Much to talk about

This morning, I had a discussion with a colleague who asked me about embryo donation. She asked why we are not hearing more about this alternative family building option and asked, too, what we can do to better educate would be donors and prospective recipients.

Embryo donation, either anonymous or known is a collaborative family building option that involves the donation of excess or residual embryos (that is, embryos that are not intended for use by the patient(s) for whom they were originally created) that are being made available to other hopeful parents.

When successful infertility patients find themselves with residual embryos (quick disclaimer: I prefer to use the term “residual” to “excess” but this is a personal preference, most folks will use the reference “excess” embryos) the fertility patient typically has four options for disposition of the embryos:

1. they can be reserved for future family building;
2. they can be allowed to thaw and cease;
3. they can be donated for scientific research; and
4. they can be donated to a third-party for pro-creation.

I think it is most fair and appropriate to note that embryonic stem-cell and other scientific research is a terrific option for those who are interested and can access this option for embryo disposition.
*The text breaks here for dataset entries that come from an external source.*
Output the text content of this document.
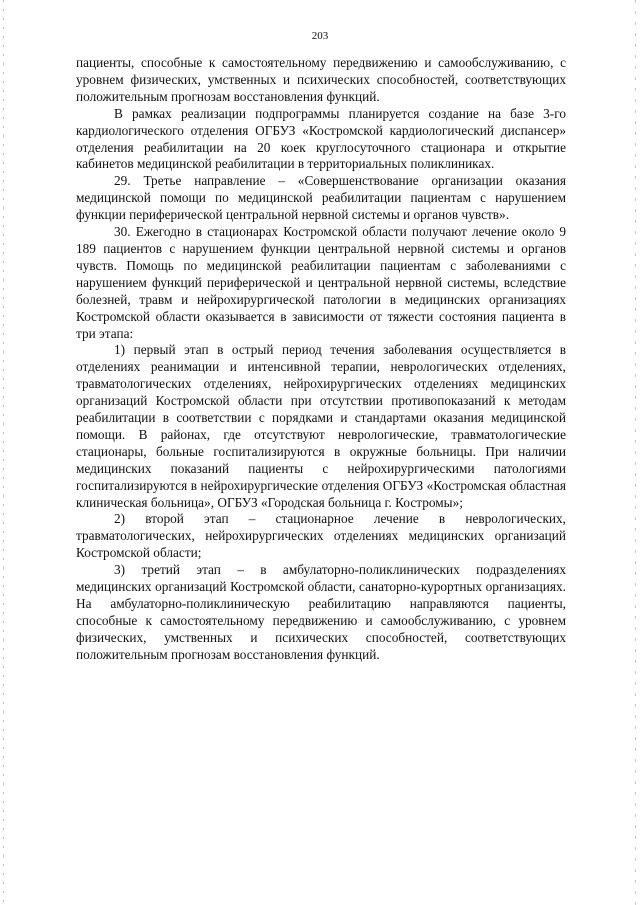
203

пациенты, способные к самостоятельному передвижению и самообслуживанию, с уровнем физических, умственных и психических способностей, соответствующих положительным прогнозам восстановления функций.

В рамках реализации подпрограммы планируется создание на базе 3-го кардиологического отделения ОГБУЗ «Костромской кардиологический диспансер» отделения реабилитации на 20 коек круглосуточного стационара и открытие кабинетов медицинской реабилитации в территориальных поликлиниках.

29. Третье направление – «Совершенствование организации оказания медицинской помощи по медицинской реабилитации пациентам с нарушением функции периферической центральной нервной системы и органов чувств».

30. Ежегодно в стационарах Костромской области получают лечение около 9 189 пациентов с нарушением функции центральной нервной системы и органов чувств. Помощь по медицинской реабилитации пациентам с заболеваниями с нарушением функций периферической и центральной нервной системы, вследствие болезней, травм и нейрохирургической патологии в медицинских организациях Костромской области оказывается в зависимости от тяжести состояния пациента в три этапа:

1) первый этап в острый период течения заболевания осуществляется в отделениях реанимации и интенсивной терапии, неврологических отделениях, травматологических отделениях, нейрохирургических отделениях медицинских организаций Костромской области при отсутствии противопоказаний к методам реабилитации в соответствии с порядками и стандартами оказания медицинской помощи. В районах, где отсутствуют неврологические, травматологические стационары, больные госпитализируются в окружные больницы. При наличии медицинских показаний пациенты с нейрохирургическими патологиями госпитализируются в нейрохирургические отделения ОГБУЗ «Костромская областная клиническая больница», ОГБУЗ «Городская больница г. Костромы»;

2) второй этап – стационарное лечение в неврологических, травматологических, нейрохирургических отделениях медицинских организаций Костромской области;

3) третий этап – в амбулаторно-поликлинических подразделениях медицинских организаций Костромской области, санаторно-курортных организациях. На амбулаторно-поликлиническую реабилитацию направляются пациенты, способные к самостоятельному передвижению и самообслуживанию, с уровнем физических, умственных и психических способностей, соответствующих положительным прогнозам восстановления функций.
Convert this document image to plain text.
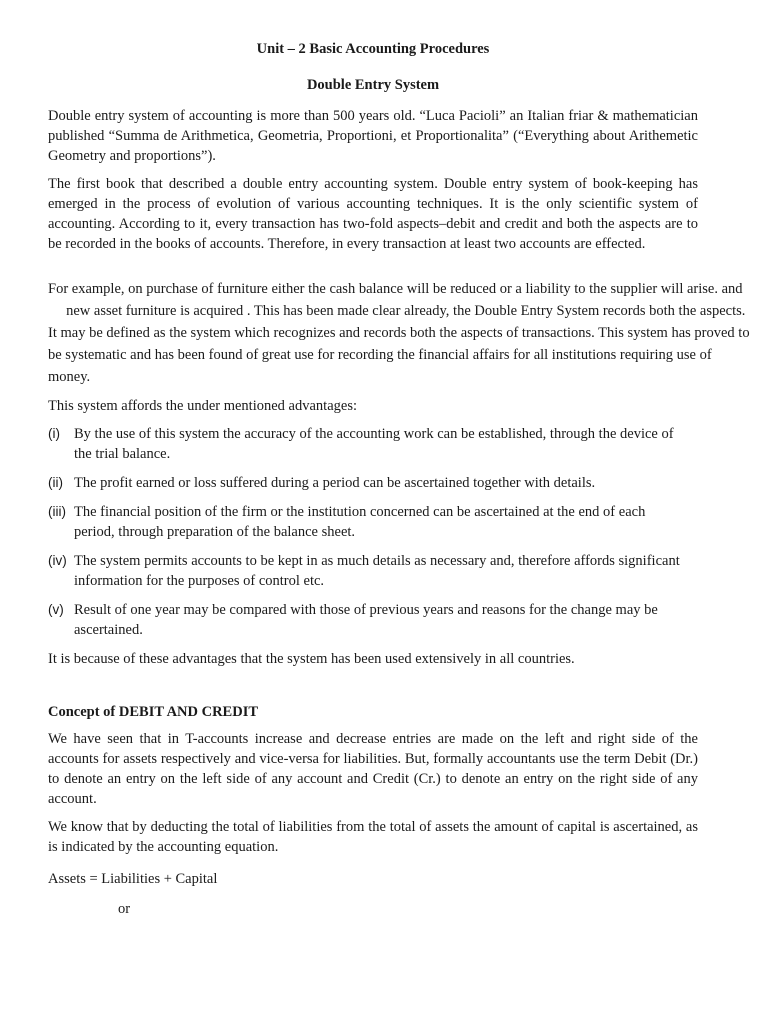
Unit – 2 Basic Accounting Procedures
Double Entry System

Double entry system of accounting is more than 500 years old. “Luca Pacioli” an Italian friar & mathematician published “Summa de Arithmetica, Geometria, Proportioni, et Proportionalita” (“Everything about Arithemetic Geometry and proportions”).

The first book that described a double entry accounting system. Double entry system of book-keeping has emerged in the process of evolution of various accounting techniques. It is the only scientific system of accounting. According to it, every transaction has two-fold aspects–debit and credit and both the aspects are to be recorded in the books of accounts. Therefore, in every transaction at least two accounts are effected.

For example, on purchase of furniture either the cash balance will be reduced or a liability to the supplier will arise. and      new asset furniture is acquired . This has been made clear already, the Double Entry System records both the aspects. It may be defined as the system which recognizes and records both the aspects of transactions. This system has proved to be systematic and has been found of great use for recording the financial affairs for all institutions requiring use of money.

This system affords the under mentioned advantages:

(i) By the use of this system the accuracy of the accounting work can be established, through the device of the trial balance.
(ii) The profit earned or loss suffered during a period can be ascertained together with details.
(iii) The financial position of the firm or the institution concerned can be ascertained at the end of each period, through preparation of the balance sheet.
(iv) The system permits accounts to be kept in as much details as necessary and, therefore affords significant information for the purposes of control etc.
(v) Result of one year may be compared with those of previous years and reasons for the change may be ascertained.

It is because of these advantages that the system has been used extensively in all countries.

Concept of DEBIT AND CREDIT

We have seen that in T-accounts increase and decrease entries are made on the left and right side of the accounts for assets respectively and vice-versa for liabilities. But, formally accountants use the term Debit (Dr.) to denote an entry on the left side of any account and Credit (Cr.) to denote an entry on the right side of any account.

We know that by deducting the total of liabilities from the total of assets the amount of capital is ascertained, as is indicated by the accounting equation.

Assets = Liabilities + Capital

or
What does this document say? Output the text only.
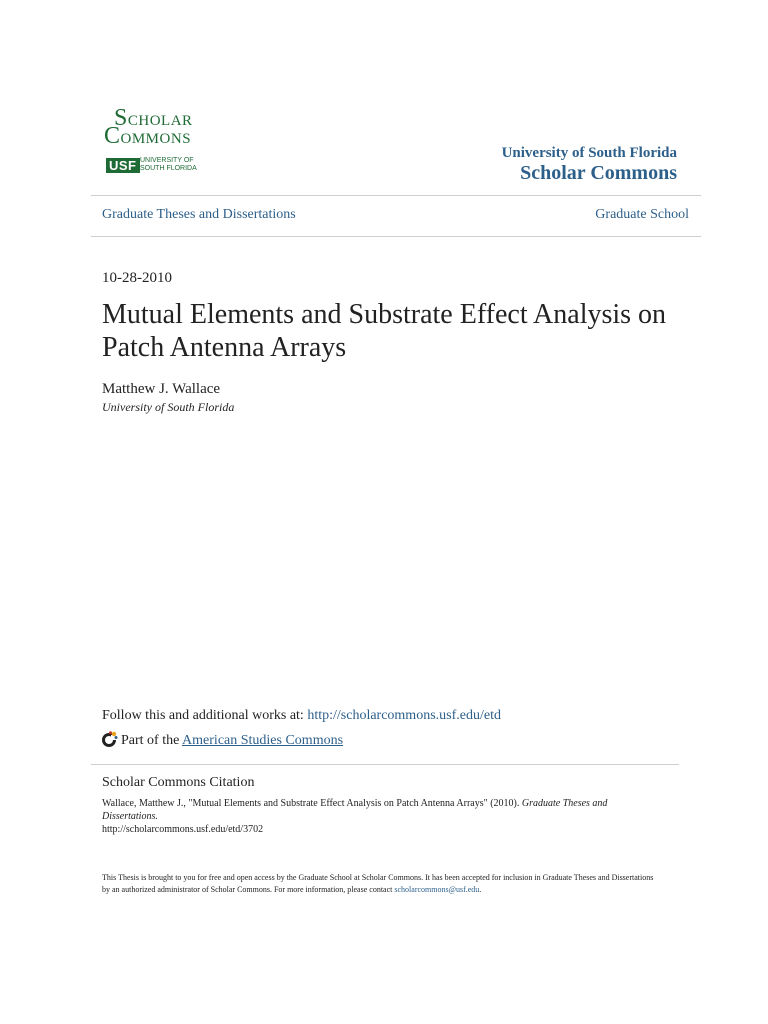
SCHOLAR
COMMONS
USF UNIVERSITY OF
SOUTH FLORIDA
University of South Florida
Scholar Commons
Graduate Theses and Dissertations	Graduate School
10-28-2010
Mutual Elements and Substrate Effect Analysis on Patch Antenna Arrays
Matthew J. Wallace
University of South Florida
Follow this and additional works at: http://scholarcommons.usf.edu/etd
Part of the American Studies Commons
Scholar Commons Citation
Wallace, Matthew J., "Mutual Elements and Substrate Effect Analysis on Patch Antenna Arrays" (2010). Graduate Theses and Dissertations.
http://scholarcommons.usf.edu/etd/3702
This Thesis is brought to you for free and open access by the Graduate School at Scholar Commons. It has been accepted for inclusion in Graduate Theses and Dissertations by an authorized administrator of Scholar Commons. For more information, please contact scholarcommons@usf.edu.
If a previous fertility patient has completed his/her family building, if destruction of excess embryos is not a comfortable consideration, for many, donation to research is a best option. The fertility clinic or the cryo center where the residual embryos are stored should be able to provide resources for donation for research.

For some, however, donation to another prospective parent is the disposition option of choice. Particularly for those with residual embryos created with donor egg or donor sperm, donation for further family building is more and more becoming the preferred way to resolve cryopreserved residual embryos.

For those considering donating to another hopeful parent, my recommendation is to be certain that an attorney is consulted. There are certain programs that will “bank” available embryos and then, typically through a database, make the embryos available to those visiting their website. I actually have reservations about these practices. I would prefer and do recommend that prospective donors be in touch with a reproductive lawyer to discuss relinquishment of parental (and other) rights and other matters that are both legal and practical considerations.

My law colleagues and I have seen the joy that comes from embryo donation, we have worked with donors and with recipients for whom this is a most gratifying process, explore your options, make an informed decision and find peace in making a final decision about your residual cryopreserved embryos.